Title: Eleanor & Park
Author: Rainbow Rowell
Genre: Young Adult, Romance, Contemporary
My Rating: 4 Stars
"Set over the course of one school year in 1986, ELEANOR AND PARK is the story of two star-crossed misfits – smart enough to know that first love almost never lasts, but brave and desperate enough to try. When Eleanor meets Park, you’ll remember your own first love – and just how hard it pulled you under."
Sooo, I haven’t posted in a while. I have no excuse (I actually have many but honestly, they’re pathetic and I should be ashamed of neglecting this blog) but I am back (for real this time) and while I haven’t been reviewing, I have been reading, so I have some catching up to do. Anyhow, here’s my review of Eleanor & Park:
I’ve been dying to read this book since I first read about in a review a few months back (I don’t remember where or when exactly, but this book was definitely getting great feedback, and I noticed) and being the procrastinator I am, I of course put it off and then eventually forgot. However, I did finally end up purchasing a copy from amazon and after a few pages in, I couldn’t set the book, er, well my kindle (but same thing), down.
Eleanor & Park isn’t just about teenagers, nor is it just about romance, as it is so much more than one genre or topic. Rainbow Rowell’s tale intertwines first love, the anxiety and pressures of high school, and what it’s like to come from a broken family, and that’s only a few of the elements that really make this book wonderful.
Eleanor is more than simply eccentric.
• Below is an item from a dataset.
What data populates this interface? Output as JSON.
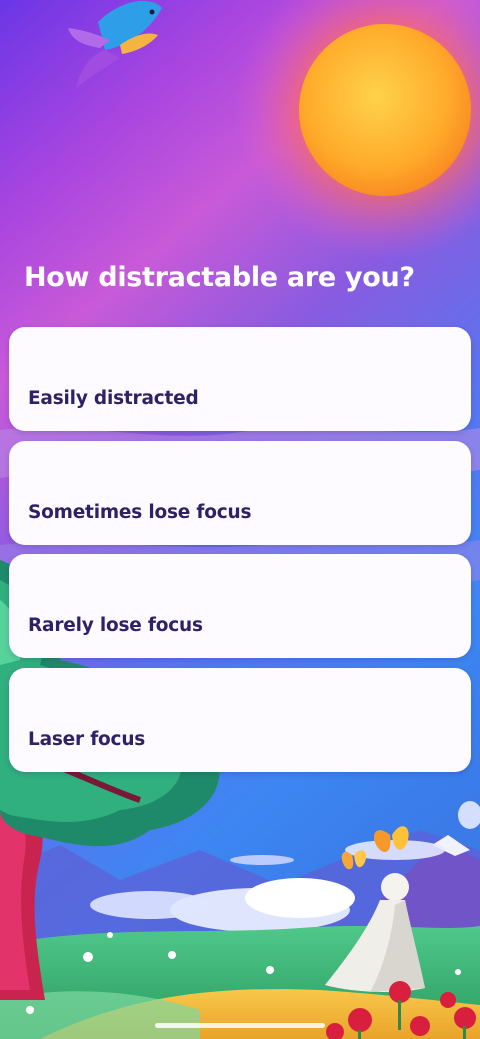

With her wild red hair and weird clothes, she definitely sticks out- but not in the way she’d like. She becomes somewhat of a target for bullies in her high school. Though, despite her troubles, she manages to slowly befriend a boy named Park, who, unwillingly, offered her a seat beside him on the bus during her first day. It’s not long before the two of them are sharing comic books and music, which awkwardly and slowly blooms into a very cute romance.
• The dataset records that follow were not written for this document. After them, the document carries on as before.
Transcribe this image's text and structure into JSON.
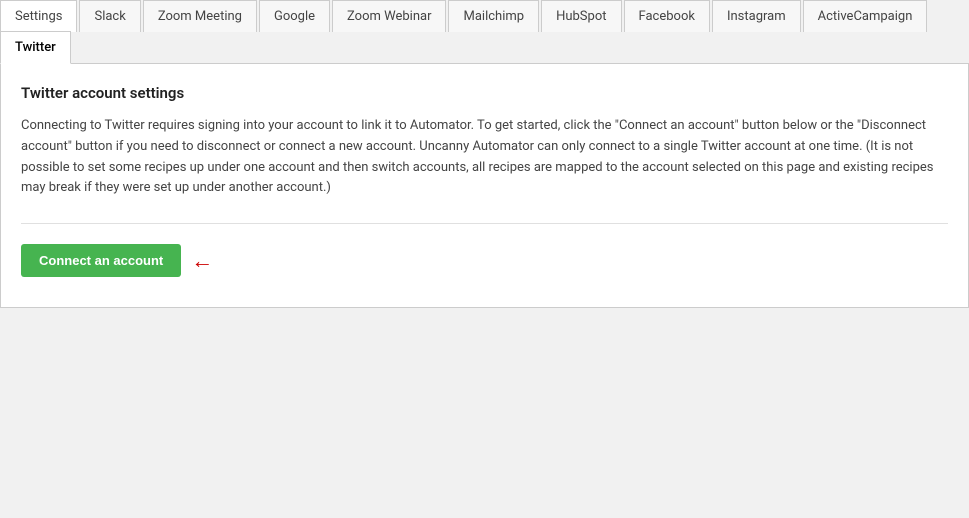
{
  "tabs": [
    {
      "label": "Settings",
      "active": false
    },
    {
      "label": "Slack",
      "active": false
    },
    {
      "label": "Zoom Meeting",
      "active": false
    },
    {
      "label": "Google",
      "active": false
    },
    {
      "label": "Zoom Webinar",
      "active": false
    },
    {
      "label": "Mailchimp",
      "active": false
    },
    {
      "label": "HubSpot",
      "active": false
    },
    {
      "label": "Facebook",
      "active": false
    },
    {
      "label": "Instagram",
      "active": false
    },
    {
      "label": "ActiveCampaign",
      "active": false
    },
    {
      "label": "Twitter",
      "active": true
    }
  ],
  "content": {
    "title": "Twitter account settings",
    "description": "Connecting to Twitter requires signing into your account to link it to Automator. To get started, click the \"Connect an account\" button below or the \"Disconnect account\" button if you need to disconnect or connect a new account. Uncanny Automator can only connect to a single Twitter account at one time. (It is not possible to set some recipes up under one account and then switch accounts, all recipes are mapped to the account selected on this page and existing recipes may break if they were set up under another account.)",
    "connect_button_label": "Connect an account",
    "arrow_symbol": "←"
  }
}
However, their romance is strained by Park’s family’s inability to accept Eleanor’s eccentricity and awkward habits, Eleanor’s toppling home situation, and both Park’s and Eleanor’s insecurities of themselves and each other. Even with the strain, they both work hard to overcome each obstacle that comes their way.
Overall: I strongly recommend this book because not only is it cute, but it also delves deep into what it’s really like to be young and in love, and how these emotions can persist through all of these obstacles. It touches on how, especially in high school but not exclusively so, people can judge one another solely on the exterior, on what they can see and touch, and how sometimes what we see isn’t the person at all, but rather the situations they’ve been placed in, by choices that they didn’t have any say in. Eleanor & Park takes you out of your own shoes, and places you in Eleanor and Park’s places, and really gives you a feel for who they are and what their lives are all about, and how they intersect and overlap, weaving a complicated, painful, but very enjoyable story.
Check out the Author:
I’m also looking forward to reading Rainbow Rowell’s book, Fangirl. Below is the cover, summary, and link (all from goodreads.)
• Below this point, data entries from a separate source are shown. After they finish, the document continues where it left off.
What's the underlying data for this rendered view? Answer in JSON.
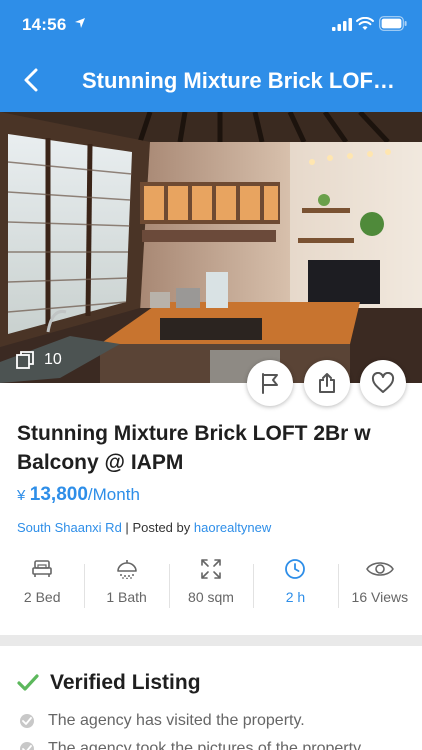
{
  "status_bar": {
    "time": "14:56"
  },
  "nav": {
    "title": "Stunning Mixture Brick LOFT 2Br w Balcony @ IAPM"
  },
  "photo": {
    "count": "10"
  },
  "listing": {
    "title": "Stunning Mixture Brick LOFT 2Br w Balcony @ IAPM",
    "currency": "¥",
    "price": "13,800",
    "price_unit": "/Month",
    "location": "South Shaanxi Rd",
    "separator": "|",
    "posted_by_label": "Posted by",
    "agent": "haorealtynew"
  },
  "stats": [
    {
      "icon": "bed-icon",
      "label": "2 Bed"
    },
    {
      "icon": "shower-icon",
      "label": "1 Bath"
    },
    {
      "icon": "expand-icon",
      "label": "80 sqm"
    },
    {
      "icon": "clock-icon",
      "label": "2 h",
      "active": true
    },
    {
      "icon": "eye-icon",
      "label": "16 Views"
    }
  ],
  "verified": {
    "title": "Verified Listing",
    "items": [
      "The agency has visited the property.",
      "The agency took the pictures of the property."
    ]
  },
  "colors": {
    "accent": "#2e8ee8",
    "check": "#5cb85c"
  }
}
A coming-of-age tale of fan fiction, family and first love.
Cath is a Simon Snow fan.
Okay, the whole world is a Simon Snow fan . . .
But for Cath, being a fan is her life — and she’s really good at it. She and her twin sister, Wren, ensconced themselves in the Simon Snow series when they were just kids; it’s what got them through their mother leaving.
Reading. Rereading. Hanging out in Simon Snow forums, writing Simon Snow fan fiction, dressing up like the characters for every movie premiere.
Cath’s sister has mostly grown away from fandom, but Cath can’t let go. She doesn’t want to.
Now that they’re going to college, Wren has told Cath she doesn’t want to be roommates. Cath is on her own, completely outside of her comfort zone. She’s got a surly roommate with a charming, always-around boyfriend, a fiction-writing professor who thinks fan fiction is the end of the civilized world, a handsome classmate who only wants to talk about words . . . And she can’t stop worrying about her dad, who’s loving and fragile and has never really been alone.
For Cath, the question is: Can she do this?
Can she make it without Wren holding her hand? Is she ready to start living her own life? Writing her own stories?
And does she even want to move on if it means leaving Simon Snow behind?